What came next was the most spectacular of all. Before a full stadium, as had been the case throughout the qualifiers, Chile defeated Argentina in a qualifying match for the first time ever, with a goal by Fabián Orellana, whose name was thus registered among the greats of Chilean football. The result could have been better, with a Chile that dominated every sector of the field and was far superior to an Argentina led by Alfio Basile, who resigned from his position after losing in Santiago.
With 16 points in the pocket and practically the entire second phase ahead of it, Chile once again began to caress the dream of the World Cup, which grew after the masterful 3-2 victory over the Peruvian team in Lima with a brilliant performance by Alexis Sánchez, known as the “Niño Maravilla” (Boy Wonder), who scored one of the goals and was a real headache for the Peruvian defense. The other two goals were scored by Matías Fernandez and Humberto Suazo, who was already competing with Luis Fabiano for the title of top goal scorer in the qualifiers. The last Chilean victory in Lima had been 24 years before.
Then came the match against the Uruguayans in Santiago, a game that was played in April 2009 and was marked by the heavy tackle and expulsion of the Chilean player Mauricio Isla (who plays for Udinese in Italy), which complicated things for the locals, though in the end they shared points in a closed match that ended up a 0-0 draw. It was a good result for both teams, as Argentina was defeated in its visit to Bolivia while the leader at the time, Paraguay, only managed a draw against Ecuador.
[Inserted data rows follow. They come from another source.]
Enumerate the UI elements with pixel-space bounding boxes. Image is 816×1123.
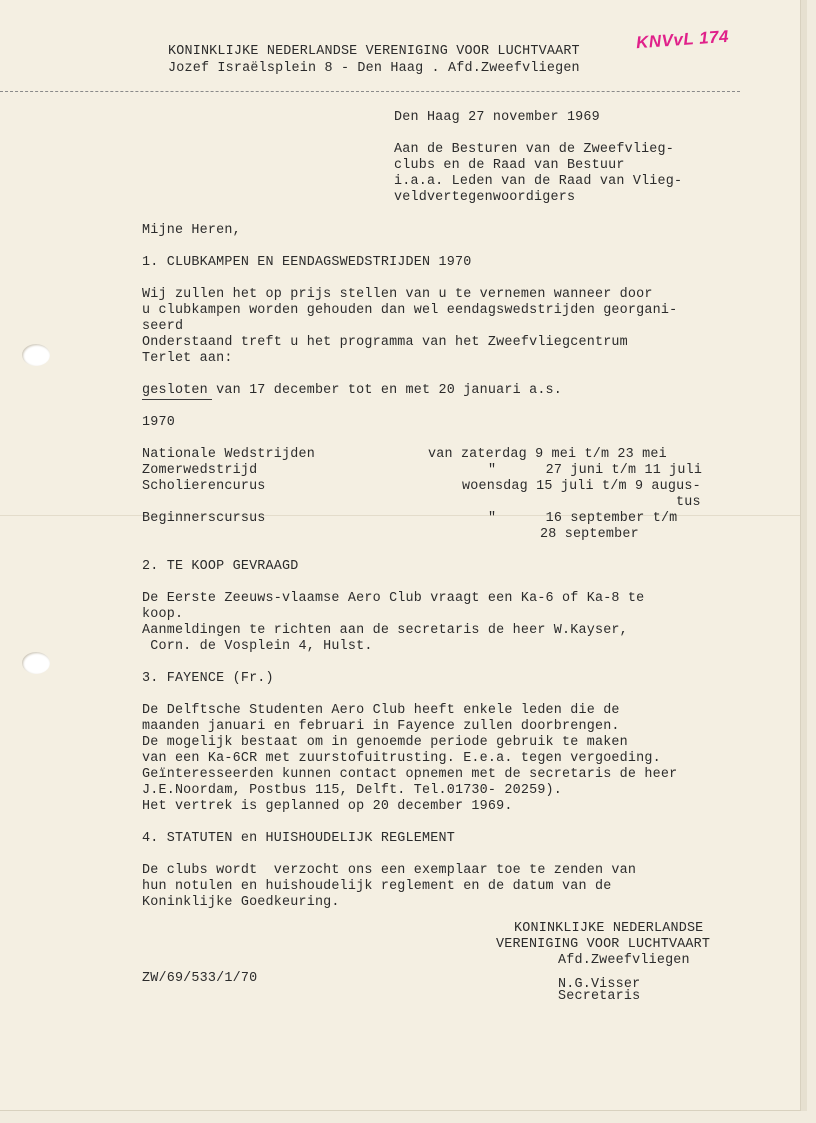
section-1-para-line: seerd: [142, 319, 184, 334]
recipient-line-1: Aan de Besturen van de Zweefvlieg-: [394, 142, 675, 157]
section-1-heading: 1. CLUBKAMPEN EN EENDAGSWEDSTRIJDEN 1970: [142, 255, 472, 270]
section-1-para-line: Terlet aan:: [142, 351, 233, 366]
section-2-para-line: Aanmeldingen te richten aan de secretaris de heer W.Kayser,: [142, 623, 628, 638]
section-3-para-line: De Delftsche Studenten Aero Club heeft enkele leden die de: [142, 703, 620, 718]
signer-name: N.G.Visser: [558, 977, 641, 992]
schedule-event-dates: " 16 september t/m: [488, 511, 678, 526]
section-1-para-line: Wij zullen het op prijs stellen van u te vernemen wanneer door: [142, 287, 653, 302]
schedule-event-dates: 28 september: [540, 527, 639, 542]
schedule-event-dates: tus: [676, 495, 701, 510]
section-3-para-line: Geïnteresseerden kunnen contact opnemen met de secretaris de heer: [142, 767, 678, 782]
schedule-event-name: Zomerwedstrijd: [142, 463, 258, 478]
archive-stamp: KNVvL 174: [635, 26, 730, 53]
section-4-heading: 4. STATUTEN en HUISHOUDELIJK REGLEMENT: [142, 831, 455, 846]
section-4-para-line: De clubs wordt verzocht ons een exemplaar toe te zenden van: [142, 863, 637, 878]
section-2-para-line: De Eerste Zeeuws-vlaamse Aero Club vraagt een Ka-6 of Ka-8 te: [142, 591, 645, 606]
recipient-line-2: clubs en de Raad van Bestuur: [394, 158, 625, 173]
schedule-event-dates: woensdag 15 juli t/m 9 augus-: [462, 479, 701, 494]
schedule-event-name: Beginnerscursus: [142, 511, 266, 526]
letterhead-line-1: KONINKLIJKE NEDERLANDSE VERENIGING VOOR LUCHTVAART: [168, 44, 580, 59]
closed-underline: [142, 399, 212, 400]
recipient-line-4: veldvertegenwoordigers: [394, 190, 576, 205]
section-3-para-line: J.E.Noordam, Postbus 115, Delft. Tel.01730- 20259).: [142, 783, 563, 798]
section-2-para-line: Corn. de Vosplein 4, Hulst.: [142, 639, 373, 654]
section-3-heading: 3. FAYENCE (Fr.): [142, 671, 274, 686]
schedule-event-dates: " 27 juni t/m 11 juli: [488, 463, 703, 478]
section-1-para-line: Onderstaand treft u het programma van het Zweefvliegcentrum: [142, 335, 628, 350]
section-3-para-line: van een Ka-6CR met zuurstofuitrusting. E.e.a. tegen vergoeding.: [142, 751, 661, 766]
section-3-para-line: De mogelijk bestaat om in genoemde periode gebruik te maken: [142, 735, 628, 750]
punch-hole-bottom: [22, 652, 50, 674]
section-3-para-line: maanden januari en februari in Fayence zullen doorbrengen.: [142, 719, 620, 734]
schedule-event-name: Nationale Wedstrijden: [142, 447, 315, 462]
letter-date: Den Haag 27 november 1969: [394, 110, 600, 125]
reference-number: ZW/69/533/1/70: [142, 971, 258, 986]
recipient-line-3: i.a.a. Leden van de Raad van Vlieg-: [394, 174, 683, 189]
section-1-para-line: u clubkampen worden gehouden dan wel eendagswedstrijden georgani-: [142, 303, 678, 318]
schedule-event-name: Scholierencurus: [142, 479, 266, 494]
signature-dept: Afd.Zweefvliegen: [558, 953, 690, 968]
section-4-para-line: Koninklijke Goedkeuring.: [142, 895, 340, 910]
schedule-event-dates: van zaterdag 9 mei t/m 23 mei: [428, 447, 667, 462]
letterhead-rule: [0, 91, 740, 92]
fold-line: [0, 515, 800, 516]
schedule-year: 1970: [142, 415, 175, 430]
salutation: Mijne Heren,: [142, 223, 241, 238]
signer-title: Secretaris: [558, 989, 641, 1004]
section-2-heading: 2. TE KOOP GEVRAAGD: [142, 559, 299, 574]
closed-period: gesloten van 17 december tot en met 20 januari a.s.: [142, 383, 563, 398]
signature-org-line: VERENIGING VOOR LUCHTVAART: [496, 937, 711, 952]
letterhead-line-2: Jozef Israëlsplein 8 - Den Haag . Afd.Zweefvliegen: [168, 61, 580, 76]
signature-org-line: KONINKLIJKE NEDERLANDSE: [514, 921, 704, 936]
section-3-para-line: Het vertrek is geplanned op 20 december 1969.: [142, 799, 513, 814]
section-2-para-line: koop.: [142, 607, 184, 622]
punch-hole-top: [22, 344, 50, 366]
section-4-para-line: hun notulen en huishoudelijk reglement en de datum van de: [142, 879, 612, 894]
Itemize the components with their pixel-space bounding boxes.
The next match, against Paraguay in Asuncion, seemed impossible. The “Guaranies” were the leaders of the qualifying round and wanted to clinch their berth in the World Cup with a Defensores del Chaco stadium absolutely packed with local fans. History was also against Chile: only once had the national team had only managed to obtain three points in away games against the Paraguayans, in a much-remembered goal by Patricio Yáñez in the qualifying round that allowed Chile to play in the 1982 World Cup in Spain.
But Sánchez, Suazo, Fernández and company put the past aside and imposed themselves with authority against a Paraguayan team that was unable to do anything about the Chilean team’s excellent level. Already by the 13th minute Matías Fernández took it upon himself to silence the Defensores del Chaco by scoring the first goal of the match with a low shot.
Despite what might have been expected, the local reaction never came and Chile continued to dominate, so nobody was surprised when the second half began with Humberto Suazo scoring the final 2-0 on a cross from Jean Beauseujour, thus bringing Chile even closer to South Africa. After 28 years, Chile was leaving the Paraguayan playing field with a smile.
Turned into an almost perfect machine, Bielsa’s team had no problem crushing Bolivia 4-0 in the National Stadium and was only a step away from qualifying for its eighth participation in a world-class competition.
On 5 September 2009 everything was ready for the party to clinch the berths to the World Cup before Venezuela in the Monumental Stadium, but “La Roja” was unable to control its nervousness and ended up in a 2-2 draw against the team from the plains, a result that complicated the qualification somewhat when added to the 4-2 defeat against Brazil in the away game that was played as the 16th fixture in the qualifying round.
However, a spectacular 4-2 victory over Colombia in Medellin with goals by Ponce, Suazo, Valdivia and Orellana clinched the qualification, which was celebratedin the best possible way with a 1-0 victory against Ecuador in Santiago thanks to a goal by Humberto Suazo, the top scorer in the South American qualifiers with 10 goals. This was the way Chile concluded a historic campaign, the best ever for a Chilean team on the way to a World Cup, the most important international football event.